You want maximum performance and a big-screen in a stylish, slimline laptop
The ROG Zephyrus G16 is a bit of a stunner, but it has the ergonomics, the screen and the performance to work as both a creative and gaming laptop. You can find systems with the same kind of power for less, but they won’t look or feel anywhere near this good.
You’re looking for maximum bang for your buck
You’re paying a steep premium here for style and a big high-quality screen, so if you want the fastest gaming laptop for a given budget, you might be better off looking elsewhere. Likewise, if you’re not so fussed about GPU horsepower, there are cheaper slimline OLED laptops out there with the same CPU.
Final Thoughts
The ROG Zephyrus G16 works both as a stylish gaming laptop and as a high-performance model for creators, matching strong ergonomics with stylish looks, good performance and an excellent screen. Even if the battery life is underwhelming, everything else from the audio to the keyboard is top-notch.
Of course, all this goodness comes with a sky-high price tag, especially for the Core Ultra 9/RTX 4090 model. If you have £4000 to spend, other options are available, ranging from powerhouse creator laptops (the Apple MacBook Pro 16-inch M3 Max or the MSI Stealth 16 Studio) to mighty gaming monsters like the Asus ROG Strix Scar 17 X3D. Some come in at cheaper price points while boasting superior specs.

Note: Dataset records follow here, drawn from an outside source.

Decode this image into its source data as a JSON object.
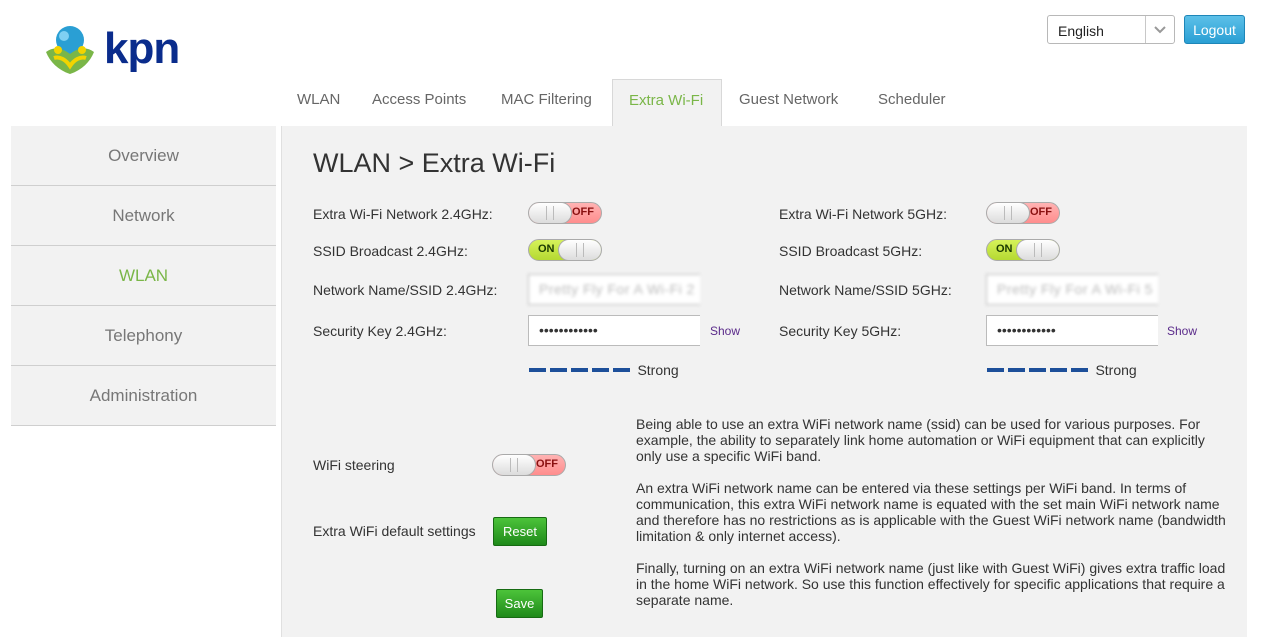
{
  "brand": {
    "name": "kpn",
    "colors": {
      "accent": "#7ab648",
      "brand": "#0a2c8c",
      "logout": "#2a9fd4"
    }
  },
  "header": {
    "language": "English",
    "logout_label": "Logout"
  },
  "tabs": [
    {
      "label": "WLAN"
    },
    {
      "label": "Access Points"
    },
    {
      "label": "MAC Filtering"
    },
    {
      "label": "Extra Wi-Fi",
      "active": true
    },
    {
      "label": "Guest Network"
    },
    {
      "label": "Scheduler"
    }
  ],
  "sidebar": {
    "items": [
      {
        "label": "Overview"
      },
      {
        "label": "Network"
      },
      {
        "label": "WLAN",
        "active": true
      },
      {
        "label": "Telephony"
      },
      {
        "label": "Administration"
      }
    ]
  },
  "page": {
    "title": "WLAN > Extra Wi-Fi",
    "band24": {
      "extra_label": "Extra Wi-Fi Network 2.4GHz:",
      "extra_state": "OFF",
      "ssid_broadcast_label": "SSID Broadcast 2.4GHz:",
      "ssid_broadcast_state": "ON",
      "ssid_label": "Network Name/SSID 2.4GHz:",
      "ssid_value": "Pretty Fly For A Wi-Fi 2",
      "key_label": "Security Key 2.4GHz:",
      "key_value": "••••••••••••",
      "show_label": "Show",
      "strength_label": "Strong"
    },
    "band5": {
      "extra_label": "Extra Wi-Fi Network 5GHz:",
      "extra_state": "OFF",
      "ssid_broadcast_label": "SSID Broadcast 5GHz:",
      "ssid_broadcast_state": "ON",
      "ssid_label": "Network Name/SSID 5GHz:",
      "ssid_value": "Pretty Fly For A Wi-Fi 5",
      "key_label": "Security Key 5GHz:",
      "key_value": "••••••••••••",
      "show_label": "Show",
      "strength_label": "Strong"
    },
    "steering_label": "WiFi steering",
    "steering_state": "OFF",
    "defaults_label": "Extra WiFi default settings",
    "reset_label": "Reset",
    "save_label": "Save",
    "info": {
      "p1": "Being able to use an extra WiFi network name (ssid) can be used for various purposes. For example, the ability to separately link home automation or WiFi equipment that can explicitly only use a specific WiFi band.",
      "p2": "An extra WiFi network name can be entered via these settings per WiFi band. In terms of communication, this extra WiFi network name is equated with the set main WiFi network name and therefore has no restrictions as is applicable with the Guest WiFi network name (bandwidth limitation & only internet access).",
      "p3": "Finally, turning on an extra WiFi network name (just like with Guest WiFi) gives extra traffic load in the home WiFi network. So use this function effectively for specific applications that require a separate name."
    }
  }
}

But if you’re looking for a laptop where style, portability, ergonomics and performance all come together, it’s hard to dismiss the ROG Zephyrus G16. The price may put it beyond most people’s budgets, but it’s something of a dream machine.
How we test
Every laptop we review goes through a series of uniform checks designed to gauge key things including build quality, performance, screen quality and battery life.

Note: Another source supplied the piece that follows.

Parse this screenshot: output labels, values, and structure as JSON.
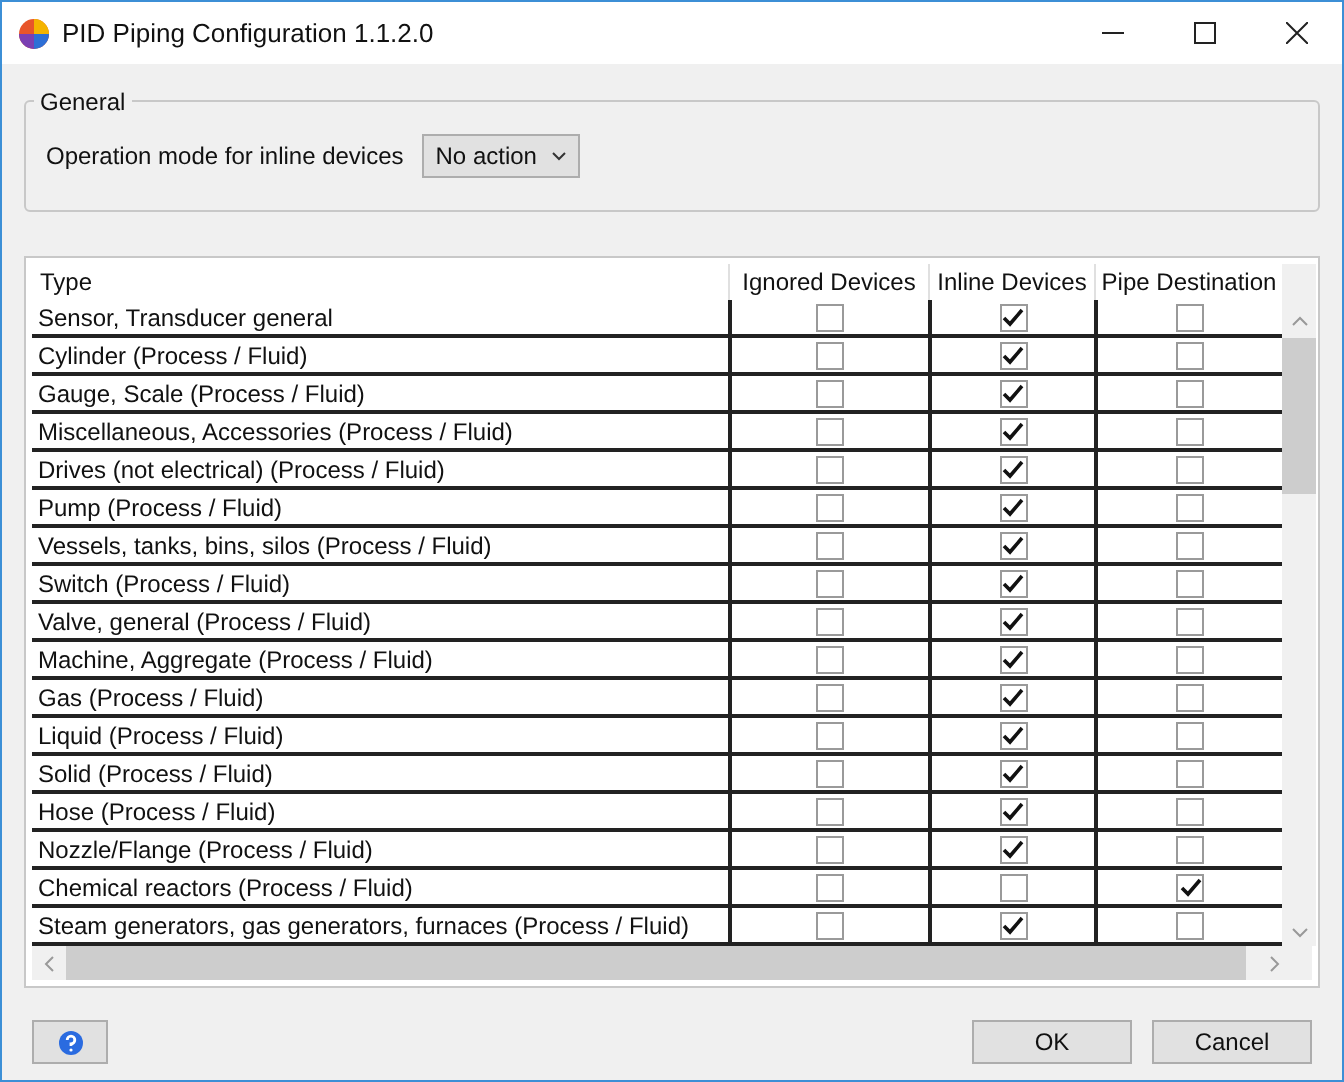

These include formal synthetic benchmarks and scripted tests, plus a series of real world checks.
We used as our main laptop for at least a week.

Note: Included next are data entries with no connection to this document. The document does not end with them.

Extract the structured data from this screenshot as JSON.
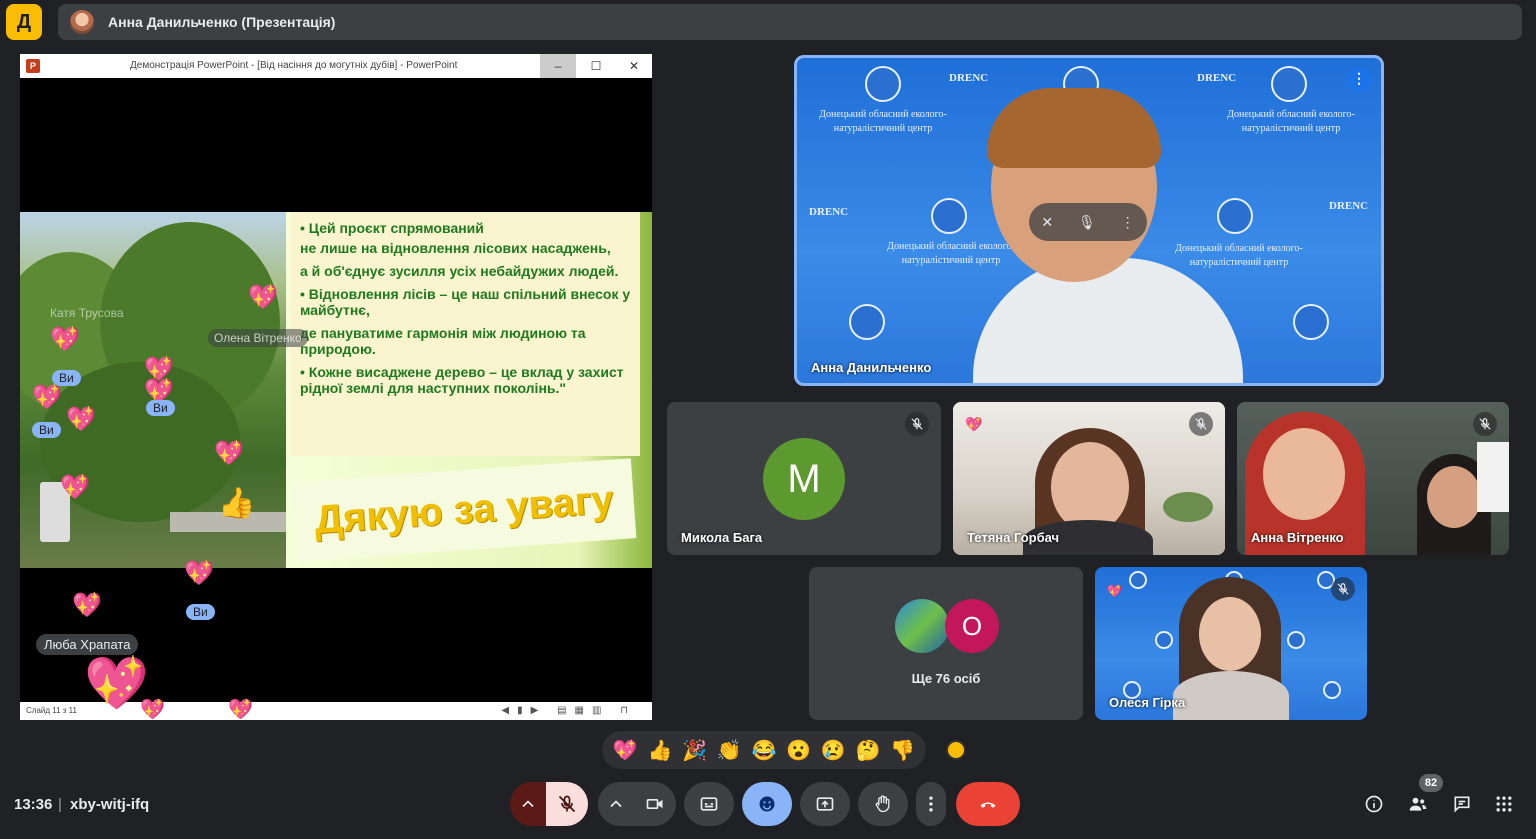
{
  "presentation_banner": {
    "title": "Анна Данильченко (Презентація)"
  },
  "ppt_window": {
    "title": "Демонстрація PowerPoint - [Від насіння до могутніх дубів] - PowerPoint",
    "logo": "P",
    "status": "Слайд 11 з 11",
    "buttons": {
      "minimize": "–",
      "maximize": "☐",
      "close": "✕"
    }
  },
  "slide": {
    "bullets": [
      "• Цей проєкт спрямований",
      "не лише на відновлення лісових насаджень,",
      "а й об'єднує зусилля усіх небайдужих людей.",
      "• Відновлення лісів – це наш спільний внесок у майбутнє,",
      "де пануватиме гармонія між людиною та природою.",
      "• Кожне висаджене дерево – це вклад у захист рідної землі для наступних поколінь.\""
    ],
    "thanks": "Дякую за увагу"
  },
  "overlay": {
    "ghost_name_1": "Катя Трусова",
    "ghost_name_2": "Олена Вітренко",
    "you_label": "Ви",
    "reactor_name": "Люба Храпата"
  },
  "participants": {
    "main": {
      "name": "Анна Данильченко",
      "more": "⋮"
    },
    "mykola": {
      "name": "Микола Бага",
      "initial": "M"
    },
    "tetyana": {
      "name": "Тетяна Горбач"
    },
    "anna_v": {
      "name": "Анна Вітренко"
    },
    "more": {
      "label": "Ще 76 осіб",
      "initial": "O"
    },
    "olesya": {
      "name": "Олеся Гірка"
    }
  },
  "background_texts": {
    "drenc": "DRENC",
    "org": "Донецький обласний еколого-натуралістичний центр"
  },
  "reactions": [
    "💖",
    "👍",
    "🎉",
    "👏",
    "😂",
    "😮",
    "😢",
    "🤔",
    "👎"
  ],
  "meeting": {
    "time": "13:36",
    "code": "xby-witj-ifq",
    "participants_count": "82"
  },
  "colors": {
    "accent": "#8ab4f8",
    "end_call": "#ea4335",
    "active_control": "#8ab4f8",
    "mic_off": "#f9dedc"
  }
}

Tested the performance via both benchmark tests and real-world use.
We tested the screen with a colorimeter and real-world use.
We tested the battery with a benchmark test and real-world use.
FAQs
If you’re talking about raw power, you should look to the Asus ROG Strix range. Both ranges offer a variety of machines so it isn’t a consistent performance win for ROG Strix but, at the high-end, Strix is focused on power above all. By comparison, ROG Zephyrus offers a balance of power, portability and style.